Fußball Sportgerichts-Chef Lorenz: Humor und harte Linie

Sportgerichts-Chef Lorenz: Humor und harte Linie (Foto)
Sportgerichts-Chef Lorenz: Humor und harte Linie Bild: dpa

Frankfurt/Main - Hans E. Lorenz urteilt - zumindest in erster Instanz - über das Skandalspiel von Düsseldorf. Der Vorsitzende Richter des DFB-Sportgerichts muss immer ganz viel Fußball im Fernsehen sehen.Als 14-jähriger Kicker ist Lorenz mal für zehn Minuten vom Platz geflogen, weil er sich geweigert hatte, den Ball aus einem Kornfeld zu holen.

Er war der Meinung, das sei Sache der gastgebenden Mannschaft. Das Vergehen kann er längst juristisch einordnen: «Nichtbefolgung einer Anordnung des Schiedsrichters.» Der 60-Jährige, im Hauptberuf Vorsitzender Richter am Mainzer Landgericht, gilt als Koryphäe in der DFB-Sportgerichtsbarkeit.

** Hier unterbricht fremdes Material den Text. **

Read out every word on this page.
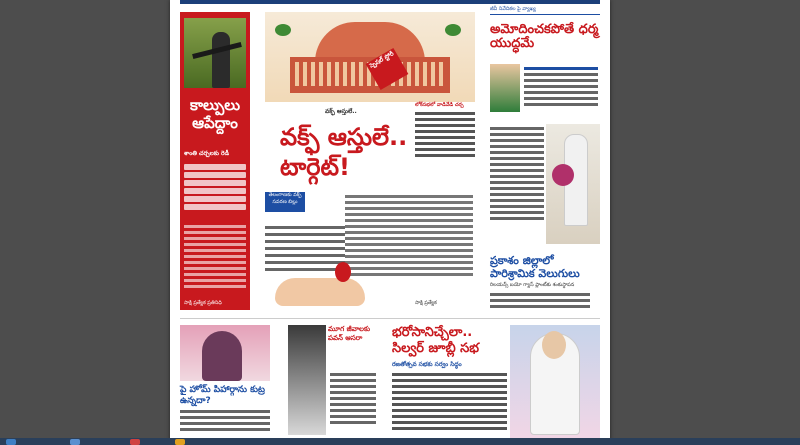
కాల్పులు ఆపేద్దాం
శాంతి చర్చలకు రెడీ
సాక్షి ప్రత్యేక ప్రతినిధి
స్పెషల్ స్టోరీ
వక్ఫ్ ఆస్తులే..
వక్ఫ్ ఆస్తులే..
టార్గెట్!
లోక్‌సభలో వాడివేడి చర్చ
తెలంగాణకు వక్ఫ్ సవరణ బిల్లు
సాక్షి ప్రత్యేక
జీవీ నివేదికల పై వ్యాఖ్య
అమోదించకపోతే ధర్మ యుద్ధమే
ప్రకాశం జిల్లాలో పారిశ్రామిక వెలుగులు
రిలయన్స్ బయో గ్యాస్ ప్లాంట్‌కు శంకుస్థాపన
పై హోమ్ పిహార్గాను కుట్ర ఉన్నదా?
మూగ జీవాలకు పవన్ ఆసరా	భరోసానిచ్చేలా.. సిల్వర్ జూబ్లీ సభ
రజతోత్సవ సభకు సర్వం సిద్ధం
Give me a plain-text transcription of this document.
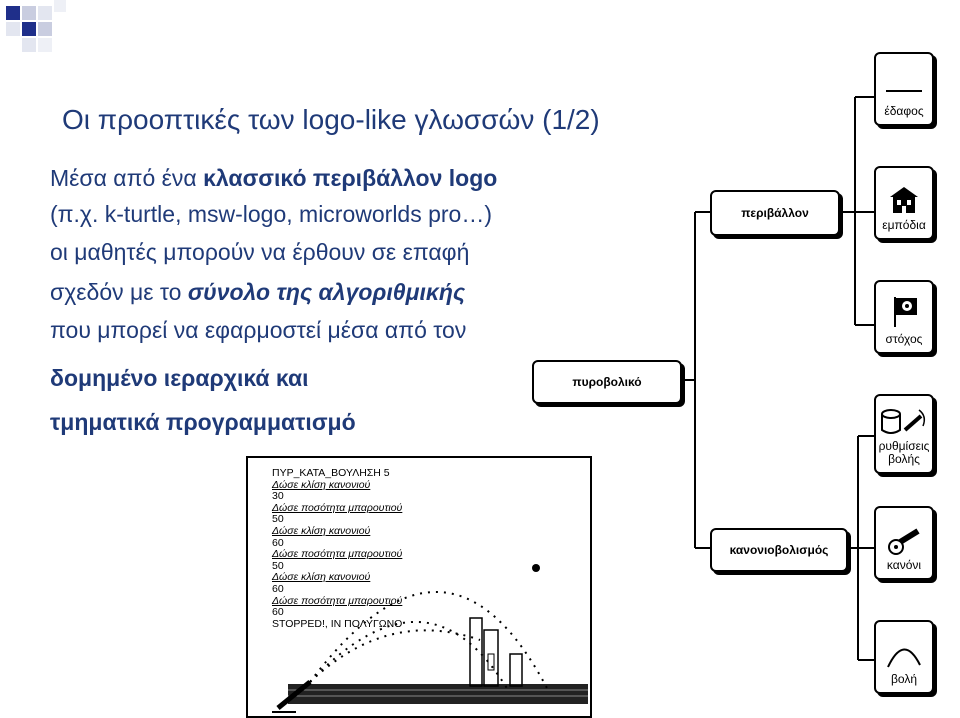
Οι προοπτικές των logo-like γλωσσών (1/2)
Μέσα από ένα κλασσικό περιβάλλον logo
(π.χ. k-turtle, msw-logo, microworlds pro…)
οι μαθητές μπορούν να έρθουν σε επαφή
σχεδόν με το σύνολο της αλγοριθμικής
που μπορεί να εφαρμοστεί μέσα από τον
δομημένο ιεραρχικά και
τμηματικά προγραμματισμό
πυροβολικό
περιβάλλον
κανονιοβολισμός
έδαφος
εμπόδια
στόχος
ρυθμίσεις βολής
κανόνι
βολή
ΠΥΡ_ΚΑΤΑ_ΒΟΥΛΗΣΗ 5
Δώσε κλίση κανονιού
30
Δώσε ποσότητα μπαρουτιού
50
Δώσε κλίση κανονιού
60
Δώσε ποσότητα μπαρουτιού
50
Δώσε κλίση κανονιού
60
Δώσε ποσότητα μπαρουτιού
60
STOPPED!, IN ΠΟΛΥΓΩΝΟ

Am Freitag wird ganz Fußball-Deutschland auf sein Urteil schauen: Lorenz leitet als Vorsitzender des Sportgerichts die Verhandlung über den Einspruch von Hertha BSC gegen die Wertung des Skandalspiels von Düsseldorf.

1984 fing er als Vorsitzender des Verbandsgerichts beim Südwestdeutschen Fußball-Verband an. Seit 2007 leitet er das DFB-Sportgericht - ein aufwendiges Ehrenamt: Jedes Wochenende schaut er sich möglichst viele Bundesliga-Spiele im TV an, bei den Verhandlungen werden zudem die entscheidenden Szenen immer wieder eingespielt. Bei seinem Amtsantritt scherzte Lorenz, dass er sich jetzt erstmal mit seiner Lebensgefährtin um den Fernseher streiten werde - weil die Mittwochabends, wenn Englische Wochen oder DFB-Pokalspiele anstehen, gerne «Desperate Housewives» schaut. Unter der Woche entscheidet Lorenz dann über Spielersperren, Fan-Ausschreitungen und auch mal Dopingfälle.

Zuletzt urteilte Lorenz auch in den Verhandlungen über den Kassenrollenwurf eines Fans von St. Pauli und bei der Randale von Dresdner Chaoten im Pokalspiel bei Borussia Dortmund. Beide Strafen - Pokalausschluss für Dynamo und Spiel unter Teilausschluss der Öffentlichkeit für St. Pauli - wurden vom DFB-Bundesgericht unter Götz Eilers später abgemildert. Lorenz sieht sich selbst nicht als «Vertreter einer sonderlich harten Kante», warnte aber im Prozess gegen Dresden Ende November angesichts der massiven Ausschreitungen mit drastischen Worten: «Nie war die Gewalt in unseren Fußballstadien größer als in diesem Jahr. Tote gab es noch nie in unseren Stadien. Wenn es so weiter geht, ist es nur eine Frage der Zeit.»

Es gibt aber auch viel zu schmunzeln bei Verhandlungen mit Lorenz. Sein feiner Humor zeichnet ihn ebenso aus wie seine langjährige Erfahrung auf den wüsten Wiesen des Fußballs. «Sie sind uns immer herzlich willkommen», begrüßte er die Funktionäre des FC St. Pauli, die als Wiederholungstäter schon öfter in der Frankfurter DFB-Zentrale antanzen mussten. «Hatten Sie Auslagen?», fragte er Frankfurts Profi Pirmin Schwegler, der es als Zeuge vom Trainingsplatz der Eintracht nur ein paar hundert Meter bis in die Otto-Fleck-Schneise hat.

Außerhalb des Fußballs hat sich Lorenz ebenfalls einen Namen gemacht: Mitte der 90er Jahre leitete er zwei der sogenannten Wormser Prozesse: 25 Personen waren des massenhaften Kindesmissbrauchs angeklagt. Sein Credo gilt für alle Gerichte, denen er vorsitzt: «Niemals beeinflussen lassen.»